Horse passports include records of all medicines given to the animals during their racing careers, making their meat unfit for human consumption.
“The meat was removed from the market,” the spokesman told broadcaster NOS. Other countries have also been warned, the spokesman said.
The response follows claims by Dutch animal welfare campaign group House of Animals and Irish broadcaster RTE that several Dutch horse traders are involved in the illegal slaughter of old or ill race horses.
They claim thousands of old British and Irish horses disappear from the registration system, only to end up in an illegal circuit in Europe where they are given a new identity, making it possible for their meat to end up in the food chain.
In the Netherlands, their meat has ended up in snacks such as bitterballen, House of Animals says.

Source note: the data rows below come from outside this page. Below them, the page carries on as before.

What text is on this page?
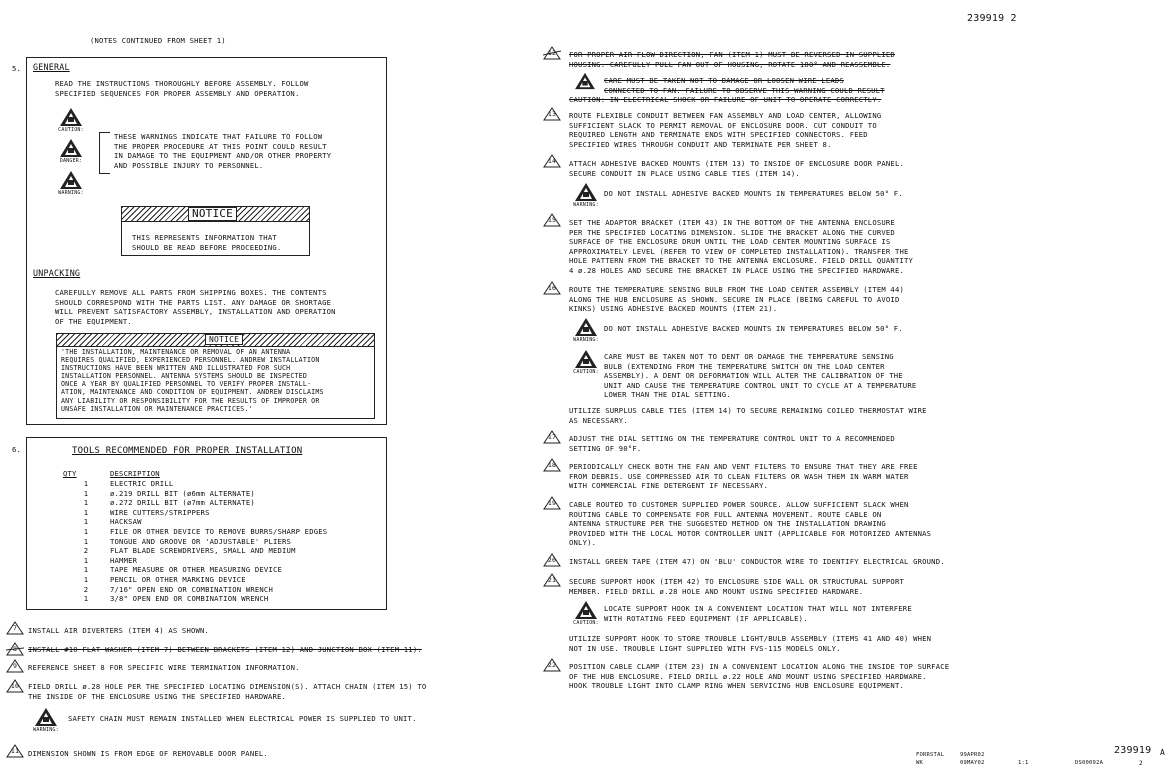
239919 2
(NOTES CONTINUED FROM SHEET 1)
5. GENERAL
READ THE INSTRUCTIONS THOROUGHLY BEFORE ASSEMBLY. FOLLOW
SPECIFIED SEQUENCES FOR PROPER ASSEMBLY AND OPERATION.
CAUTION:
DANGER:
WARNING:
THESE WARNINGS INDICATE THAT FAILURE TO FOLLOW
THE PROPER PROCEDURE AT THIS POINT COULD RESULT
IN DAMAGE TO THE EQUIPMENT AND/OR OTHER PROPERTY
AND POSSIBLE INJURY TO PERSONNEL.
NOTICE
THIS REPRESENTS INFORMATION THAT
SHOULD BE READ BEFORE PROCEEDING.
UNPACKING
CAREFULLY REMOVE ALL PARTS FROM SHIPPING BOXES. THE CONTENTS
SHOULD CORRESPOND WITH THE PARTS LIST. ANY DAMAGE OR SHORTAGE
WILL PREVENT SATISFACTORY ASSEMBLY, INSTALLATION AND OPERATION
OF THE EQUIPMENT.
NOTICE
'THE INSTALLATION, MAINTENANCE OR REMOVAL OF AN ANTENNA
REQUIRES QUALIFIED, EXPERIENCED PERSONNEL. ANDREW INSTALLATION
INSTRUCTIONS HAVE BEEN WRITTEN AND ILLUSTRATED FOR SUCH
INSTALLATION PERSONNEL. ANTENNA SYSTEMS SHOULD BE INSPECTED
ONCE A YEAR BY QUALIFIED PERSONNEL TO VERIFY PROPER INSTALL-
ATION, MAINTENANCE AND CONDITION OF EQUIPMENT. ANDREW DISCLAIMS
ANY LIABILITY OR RESPONSIBILITY FOR THE RESULTS OF IMPROPER OR
UNSAFE INSTALLATION OR MAINTENANCE PRACTICES.'
6.	TOOLS RECOMMENDED FOR PROPER INSTALLATION
QTY	DESCRIPTION
1	ELECTRIC DRILL
1	ø.219 DRILL BIT (ø6mm ALTERNATE)
1	ø.272 DRILL BIT (ø7mm ALTERNATE)
1	WIRE CUTTERS/STRIPPERS
1	HACKSAW
1	FILE OR OTHER DEVICE TO REMOVE BURRS/SHARP EDGES
1	TONGUE AND GROOVE OR 'ADJUSTABLE' PLIERS
2	FLAT BLADE SCREWDRIVERS, SMALL AND MEDIUM
1	HAMMER
1	TAPE MEASURE OR OTHER MEASURING DEVICE
1	PENCIL OR OTHER MARKING DEVICE
2	7/16" OPEN END OR COMBINATION WRENCH
1	3/8" OPEN END OR COMBINATION WRENCH
7	INSTALL AIR DIVERTERS (ITEM 4) AS SHOWN.
8	INSTALL #10 FLAT WASHER (ITEM 7) BETWEEN BRACKETS (ITEM 12) AND JUNCTION BOX (ITEM 11).
9	REFERENCE SHEET 8 FOR SPECIFIC WIRE TERMINATION INFORMATION.
10	FIELD DRILL ø.28 HOLE PER THE SPECIFIED LOCATING DIMENSION(S). ATTACH CHAIN (ITEM 15) TO
THE INSIDE OF THE ENCLOSURE USING THE SPECIFIED HARDWARE.
WARNING:
SAFETY CHAIN MUST REMAIN INSTALLED WHEN ELECTRICAL POWER IS SUPPLIED TO UNIT.
11	DIMENSION SHOWN IS FROM EDGE OF REMOVABLE DOOR PANEL.
12	FOR PROPER AIR FLOW DIRECTION, FAN (ITEM 1) MUST BE REVERSED IN SUPPLIED
HOUSING. CAREFULLY PULL FAN OUT OF HOUSING, ROTATE 180° AND REASSEMBLE.
CARE MUST BE TAKEN NOT TO DAMAGE OR LOOSEN WIRE LEADS
CONNECTED TO FAN. FAILURE TO OBSERVE THIS WARNING COULD RESULT
CAUTION: IN ELECTRICAL SHOCK OR FAILURE OF UNIT TO OPERATE CORRECTLY.
13	ROUTE FLEXIBLE CONDUIT BETWEEN FAN ASSEMBLY AND LOAD CENTER, ALLOWING
SUFFICIENT SLACK TO PERMIT REMOVAL OF ENCLOSURE DOOR. CUT CONDUIT TO
REQUIRED LENGTH AND TERMINATE ENDS WITH SPECIFIED CONNECTORS. FEED
SPECIFIED WIRES THROUGH CONDUIT AND TERMINATE PER SHEET 8.
14	ATTACH ADHESIVE BACKED MOUNTS (ITEM 13) TO INSIDE OF ENCLOSURE DOOR PANEL.
SECURE CONDUIT IN PLACE USING CABLE TIES (ITEM 14).
WARNING:
DO NOT INSTALL ADHESIVE BACKED MOUNTS IN TEMPERATURES BELOW 50° F.
15	SET THE ADAPTOR BRACKET (ITEM 43) IN THE BOTTOM OF THE ANTENNA ENCLOSURE
PER THE SPECIFIED LOCATING DIMENSION. SLIDE THE BRACKET ALONG THE CURVED
SURFACE OF THE ENCLOSURE DRUM UNTIL THE LOAD CENTER MOUNTING SURFACE IS
APPROXIMATELY LEVEL (REFER TO VIEW OF COMPLETED INSTALLATION). TRANSFER THE
HOLE PATTERN FROM THE BRACKET TO THE ANTENNA ENCLOSURE. FIELD DRILL QUANTITY
4 ø.28 HOLES AND SECURE THE BRACKET IN PLACE USING THE SPECIFIED HARDWARE.
16	ROUTE THE TEMPERATURE SENSING BULB FROM THE LOAD CENTER ASSEMBLY (ITEM 44)
ALONG THE HUB ENCLOSURE AS SHOWN. SECURE IN PLACE (BEING CAREFUL TO AVOID
KINKS) USING ADHESIVE BACKED MOUNTS (ITEM 21).
WARNING:
DO NOT INSTALL ADHESIVE BACKED MOUNTS IN TEMPERATURES BELOW 50° F.
CAUTION:
CARE MUST BE TAKEN NOT TO DENT OR DAMAGE THE TEMPERATURE SENSING
BULB (EXTENDING FROM THE TEMPERATURE SWITCH ON THE LOAD CENTER
ASSEMBLY). A DENT OR DEFORMATION WILL ALTER THE CALIBRATION OF THE
UNIT AND CAUSE THE TEMPERATURE CONTROL UNIT TO CYCLE AT A TEMPERATURE
LOWER THAN THE DIAL SETTING.
UTILIZE SURPLUS CABLE TIES (ITEM 14) TO SECURE REMAINING COILED THERMOSTAT WIRE
AS NECESSARY.
17	ADJUST THE DIAL SETTING ON THE TEMPERATURE CONTROL UNIT TO A RECOMMENDED
SETTING OF 90°F.
18	PERIODICALLY CHECK BOTH THE FAN AND VENT FILTERS TO ENSURE THAT THEY ARE FREE
FROM DEBRIS. USE COMPRESSED AIR TO CLEAN FILTERS OR WASH THEM IN WARM WATER
WITH COMMERCIAL FINE DETERGENT IF NECESSARY.
19	CABLE ROUTED TO CUSTOMER SUPPLIED POWER SOURCE. ALLOW SUFFICIENT SLACK WHEN
ROUTING CABLE TO COMPENSATE FOR FULL ANTENNA MOVEMENT. ROUTE CABLE ON
ANTENNA STRUCTURE PER THE SUGGESTED METHOD ON THE INSTALLATION DRAWING
PROVIDED WITH THE LOCAL MOTOR CONTROLLER UNIT (APPLICABLE FOR MOTORIZED ANTENNAS
ONLY).
20	INSTALL GREEN TAPE (ITEM 47) ON 'BLU' CONDUCTOR WIRE TO IDENTIFY ELECTRICAL GROUND.
21	SECURE SUPPORT HOOK (ITEM 42) TO ENCLOSURE SIDE WALL OR STRUCTURAL SUPPORT
MEMBER. FIELD DRILL ø.28 HOLE AND MOUNT USING SPECIFIED HARDWARE.
CAUTION:
LOCATE SUPPORT HOOK IN A CONVENIENT LOCATION THAT WILL NOT INTERFERE
WITH ROTATING FEED EQUIPMENT (IF APPLICABLE).
UTILIZE SUPPORT HOOK TO STORE TROUBLE LIGHT/BULB ASSEMBLY (ITEMS 41 AND 40) WHEN
NOT IN USE. TROUBLE LIGHT SUPPLIED WITH FVS-115 MODELS ONLY.
22	POSITION CABLE CLAMP (ITEM 23) IN A CONVENIENT LOCATION ALONG THE INSIDE TOP SURFACE
OF THE HUB ENCLOSURE. FIELD DRILL ø.22 HOLE AND MOUNT USING SPECIFIED HARDWARE.
HOOK TROUBLE LIGHT INTO CLAMP RING WHEN SERVICING HUB ENCLOSURE EQUIPMENT.
FORRSTAL
WK
99APR02
09MAY02	1:1	DS00092A
239919 A
2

The European Commission issued a non-compliance notice in April this year, related to 51 horses that affected Italy and the Netherlands. These were animals that were declared dead in one member state and yet their identification number turned up later in the records of slaughter plants somewhere else, RTE said.
The Netherlands has been involved in several earlier scandals surrounding horse meat which is not fit for human consumption.
In 2017, a Dutch national was one of dozens of people arrested in connection with a Europe-wide investigation into the sale of horse meat and in 2015, three people were arrested in the Netherlands and 15 companies raided in a Europe-wide investigation into the sale of illegal horse meat.
In 2013, it transpired some 50,000 tonnes of meat supplied by two Dutch trading companies and sold as beef across Europe since January 2011 may have contained horse meat.